What is Needed for the Patient Centered Medical Home to Reach its Full Potential?

When the Pickup Truck Meets the 18 Wheeler

Let’s take a quick look at what we know or at least what we may have read or heard.  A Rand Corporation study, presented in JAMA in 2014, compared a group of practices that had achieved patient-centered medical home (PCMH) recognition from the National Committee for Quality Assurance (NCQA) with a similar number of control practices that did not receive any special training. What the study reported, is that the medical home model was associated with only limited improvement within a range of quality measures and virtually no improvement in cost reduction.

No sooner were these findings published that proponents of the model cited dozens of private and public medical home-based examples where improvements in cost and quality had, in fact, been achieved and documented. Advocates also noted that the Rand study was based on a review of 2008 standards that have since been updated and was narrow in its focus, a limitation that is being addressed in new research that’s currently underway.

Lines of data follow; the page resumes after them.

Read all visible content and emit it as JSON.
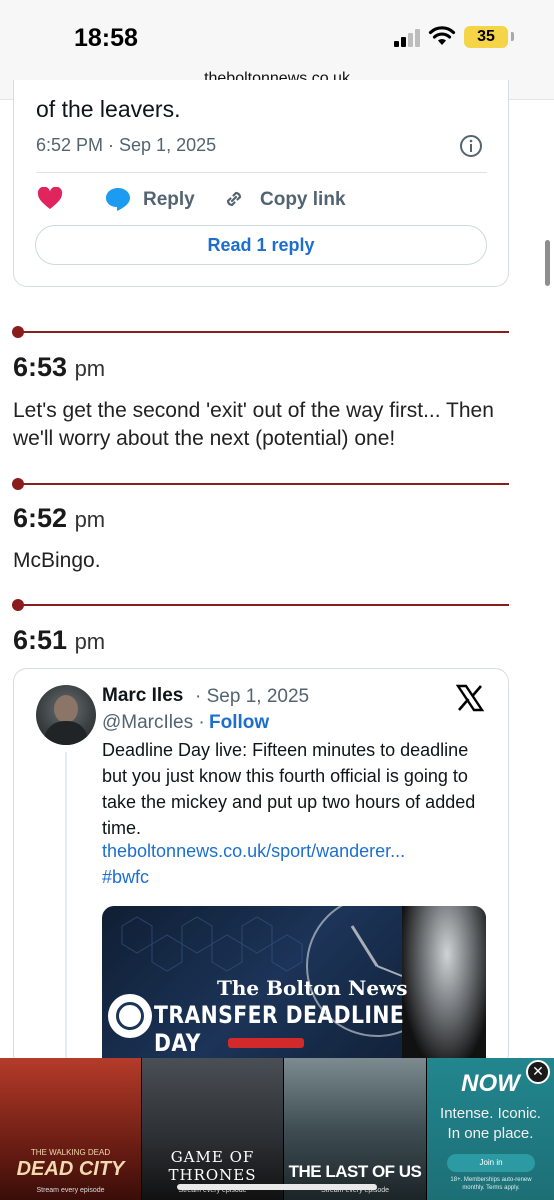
{
  "status_bar": {
    "time": "18:58",
    "battery": "35",
    "url": "theboltonnews.co.uk"
  },
  "top_tweet": {
    "text_end": "of the leavers.",
    "timestamp": "6:52 PM · Sep 1, 2025",
    "reply_label": "Reply",
    "copy_link_label": "Copy link",
    "read_replies_label": "Read 1 reply",
    "icons": [
      "info-icon",
      "heart-icon",
      "reply-bubble-icon",
      "link-icon"
    ]
  },
  "entries": [
    {
      "time": "6:53",
      "ampm": "pm",
      "text": "Let's get the second 'exit' out of the way first... Then we'll worry about the next (potential) one!"
    },
    {
      "time": "6:52",
      "ampm": "pm",
      "text": "McBingo."
    },
    {
      "time": "6:51",
      "ampm": "pm"
    }
  ],
  "embed": {
    "author_name": "Marc Iles",
    "date": "· Sep 1, 2025",
    "handle": "@MarcIles ·",
    "follow_label": "Follow",
    "text": "Deadline Day live: Fifteen minutes to deadline but you just know this fourth official is going to take the mickey and put up two hours of added time.",
    "link": "theboltonnews.co.uk/sport/wanderer...",
    "hashtag": "#bwfc",
    "image": {
      "brand": "The Bolton News",
      "title": "TRANSFER DEADLINE DAY"
    }
  },
  "ad": {
    "tiles": [
      {
        "small": "THE WALKING DEAD",
        "title": "DEAD CITY",
        "sub": "Stream every episode"
      },
      {
        "title": "GAME OF THRONES",
        "sub": "Stream every episode"
      },
      {
        "title": "THE LAST OF US",
        "sub": "Stream every episode"
      }
    ],
    "brand": "NOW",
    "tagline_1": "Intense. Iconic.",
    "tagline_2": "In one place.",
    "join_label": "Join in",
    "terms": "18+. Memberships auto-renew monthly. Terms apply.",
    "close_glyph": "✕"
  },
  "colors": {
    "accent_link": "#1d6fcf",
    "entry_rule": "#8b1c1c",
    "heart": "#e0245e",
    "reply_blue": "#1d9bf0"
  }
}
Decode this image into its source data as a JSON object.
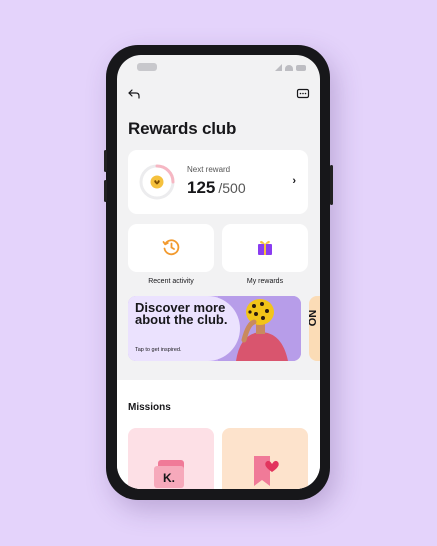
{
  "header": {
    "title": "Rewards club"
  },
  "reward": {
    "next_label": "Next reward",
    "points": "125",
    "total": "/500",
    "progress": 0.25
  },
  "tiles": [
    {
      "label": "Recent activity",
      "icon": "clock-history-icon"
    },
    {
      "label": "My rewards",
      "icon": "gift-icon"
    }
  ],
  "banner": {
    "headline": "Discover more about the club.",
    "subtext": "Tap to get inspired.",
    "peek_text": "NO"
  },
  "missions": {
    "title": "Missions",
    "card_icons": [
      "klarna-card-icon",
      "bookmark-heart-icon"
    ]
  },
  "colors": {
    "background": "#e4d3fb",
    "accent_pink": "#f6b7c3",
    "gift_purple": "#8a3cf0",
    "clock_orange": "#f29a2e"
  }
}
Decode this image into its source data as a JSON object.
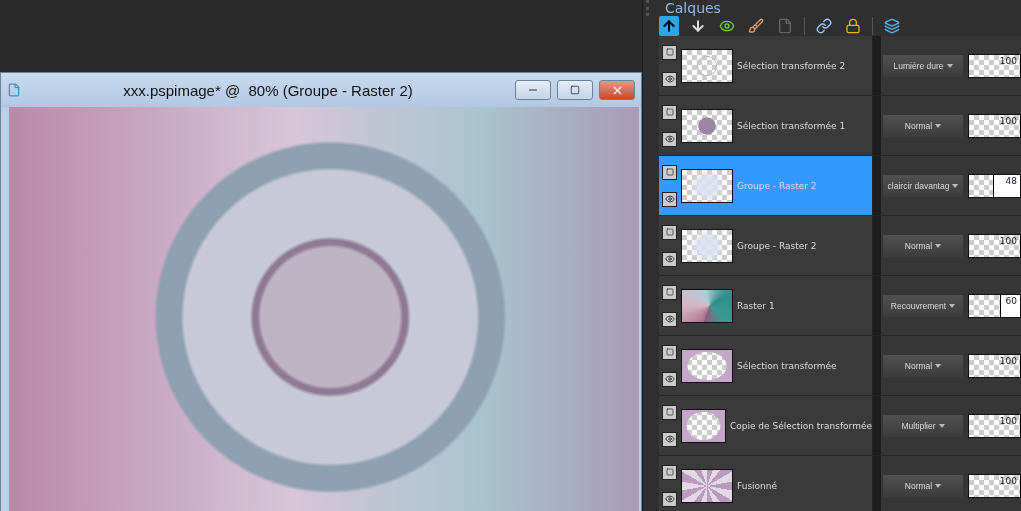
{
  "document_window": {
    "title": "xxx.pspimage* @  80% (Groupe - Raster 2)"
  },
  "layers_panel": {
    "title": "Calques",
    "layers": [
      {
        "name": "Sélection transformée 2",
        "kind": "outline",
        "blend": "Lumière dure",
        "opacity": "100",
        "level": 1,
        "selected": false
      },
      {
        "name": "Sélection transformée 1",
        "kind": "disc",
        "blend": "Normal",
        "opacity": "100",
        "level": 1,
        "selected": false
      },
      {
        "name": "Groupe - Raster 2",
        "kind": "haze",
        "blend": "claircir davantag",
        "opacity": "48",
        "level": 0.48,
        "selected": true
      },
      {
        "name": "Groupe - Raster 2",
        "kind": "haze",
        "blend": "Normal",
        "opacity": "100",
        "level": 1,
        "selected": false
      },
      {
        "name": "Raster 1",
        "kind": "gradient",
        "blend": "Recouvrement",
        "opacity": "60",
        "level": 0.6,
        "selected": false
      },
      {
        "name": "Sélection transformée",
        "kind": "frame",
        "blend": "Normal",
        "opacity": "100",
        "level": 1,
        "selected": false
      },
      {
        "name": "Copie de Sélection transformée",
        "kind": "frame",
        "blend": "Multiplier",
        "opacity": "100",
        "level": 1,
        "selected": false
      },
      {
        "name": "Fusionné",
        "kind": "swirl",
        "blend": "Normal",
        "opacity": "100",
        "level": 1,
        "selected": false
      }
    ]
  }
}
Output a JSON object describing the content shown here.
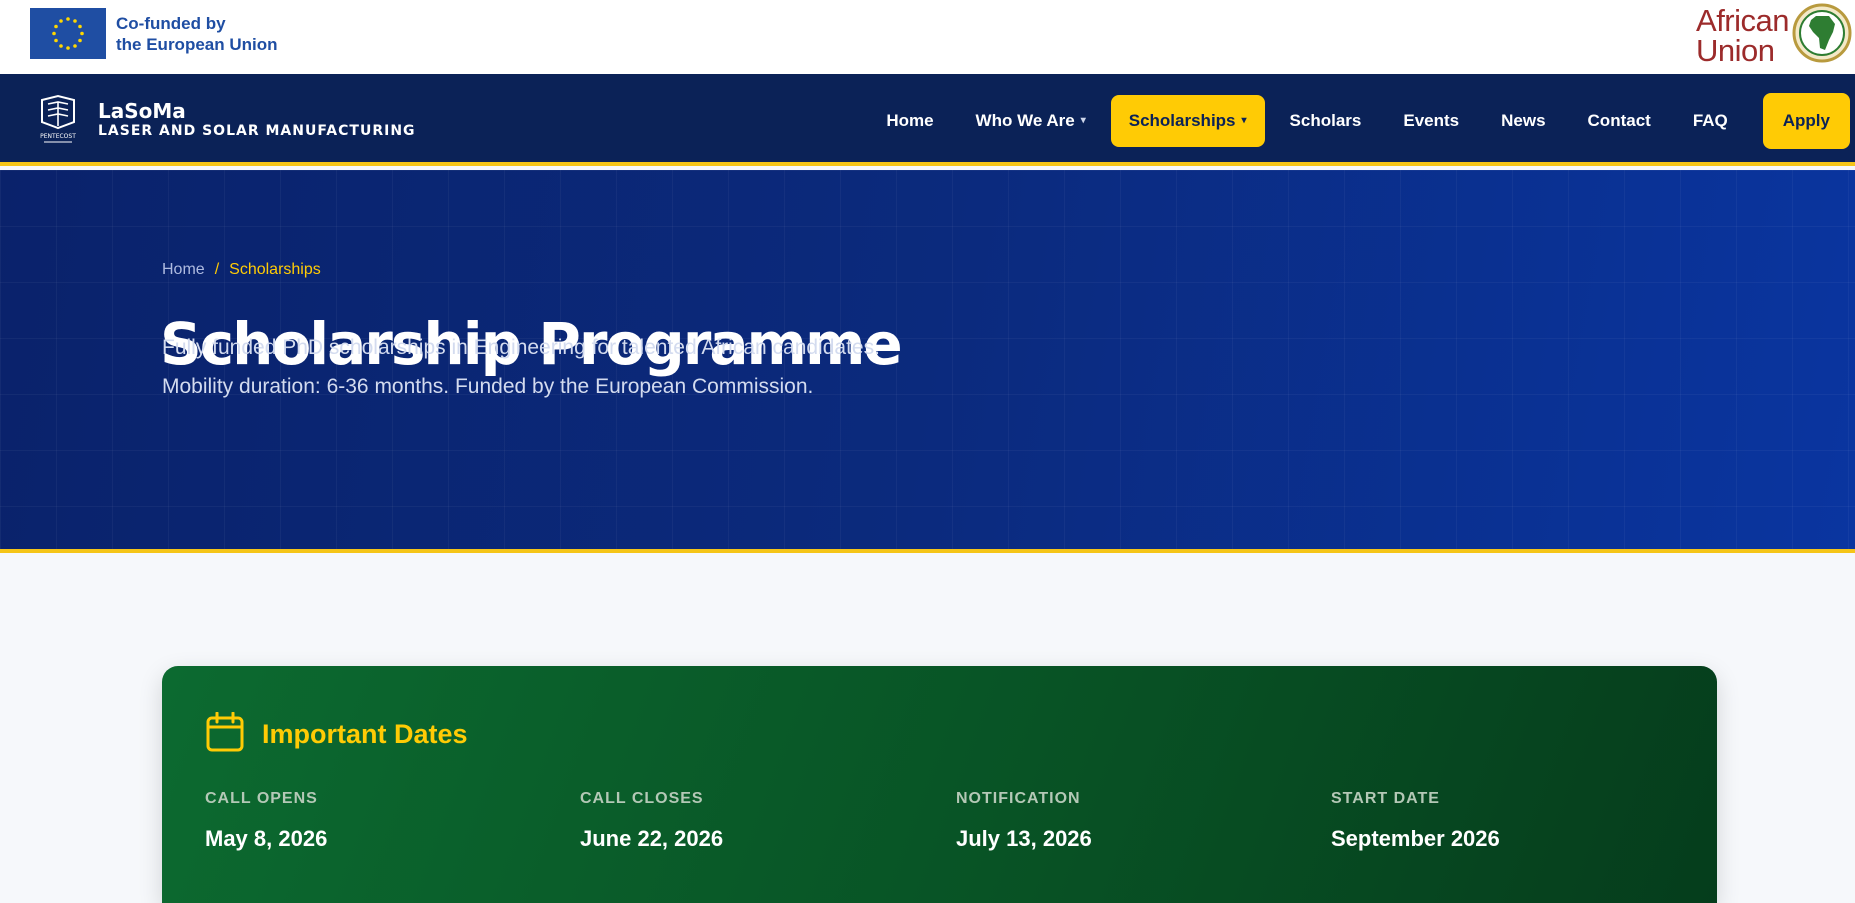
{
  "partners": {
    "eu_text_line1": "Co-funded by",
    "eu_text_line2": "the European Union",
    "au_text_line1": "African",
    "au_text_line2": "Union"
  },
  "brand": {
    "name": "LaSoMa",
    "subtitle": "LASER AND SOLAR MANUFACTURING",
    "emblem_text": "PENTECOST"
  },
  "nav": {
    "items": [
      {
        "label": "Home"
      },
      {
        "label": "Who We Are",
        "has_dropdown": true
      },
      {
        "label": "Scholarships",
        "has_dropdown": true,
        "active": true
      },
      {
        "label": "Scholars"
      },
      {
        "label": "Events"
      },
      {
        "label": "News"
      },
      {
        "label": "Contact"
      },
      {
        "label": "FAQ"
      }
    ],
    "apply_label": "Apply"
  },
  "hero": {
    "breadcrumb_home": "Home",
    "breadcrumb_sep": "/",
    "breadcrumb_current": "Scholarships",
    "title": "Scholarship Programme",
    "line1": "Fully funded PhD scholarships in Engineering for talented African candidates.",
    "line2": "Mobility duration: 6-36 months. Funded by the European Commission."
  },
  "dates": {
    "title": "Important Dates",
    "items": [
      {
        "label": "CALL OPENS",
        "value": "May 8, 2026"
      },
      {
        "label": "CALL CLOSES",
        "value": "June 22, 2026"
      },
      {
        "label": "NOTIFICATION",
        "value": "July 13, 2026"
      },
      {
        "label": "START DATE",
        "value": "September 2026"
      }
    ]
  },
  "colors": {
    "navy": "#0b2257",
    "accent_yellow": "#ffcb05",
    "green": "#085325",
    "eu_blue": "#1f4ea3",
    "au_red": "#9c2b2b"
  }
}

My personal experience as a primary care practitioner in a certified PCMH along with a great deal of observation around practices I’ve visited in various parts of the country over the past four years leads me to believe that the PCMH is a cornerstone of accountable care. It’s also a virtual requisite for meeting the Triple Aim of improving population health, the individual care experience and per capita costs.  At the same time, I think the section of the Rand report that suggests that “medical home interventions may need further refinement” may be right on  the money.

As we work with practices in how to effectively adopt a team care approach to primary care medicine, one of the essential building blocks for patient-centered care, we sometimes see administrators, practice managers, physicians and other staff who believe in the value of the medical home model and even imagine themselves to already be there or at least on the outskirts. In reality, they remain tied to the physician-centric approach of a traditional practice.

What they still haven’t accomplished is forming the kind of team where patients are able to develop a strong relationship with their doctor, clinical and non-clinical staff are empowered and trained to take on more aspects of care, particularly in the area of coordination and education, and physicians are enjoying a better work-life balance.

With these groups, I sometimes use the analogy of a six cylinder, gas fueled pickup truck being sufficient to meet the needs of their current practice but not adequate to power a medical home. Truly transforming the practice to a team care model and, ultimately, a patient-centered medical home requires more horsepower.  It’s time to get rid of the pickup and move toward a 12 cylinder diesel. The good news is that while investments in technology and staffing may likely be necessary, the proportional increase is not nearly as much as trading up from the pickup to the big rig.

Becoming a PCMH isn’t a matter of natural evolution. It takes the kind of concentrated effort along with the financial commitment I mentioned – particularly when it comes to additional staff – as well as the will to make the changes needed to go from doctor as point person to doctor as leader of a well-trained and high-functioning team.  It also takes the understanding that no matter how much you believe in the concept of team care and the medical home, no matter how solid your implementation plan, you still have to execute on it. And for that you’re likely to find that you just may need a bigger engine.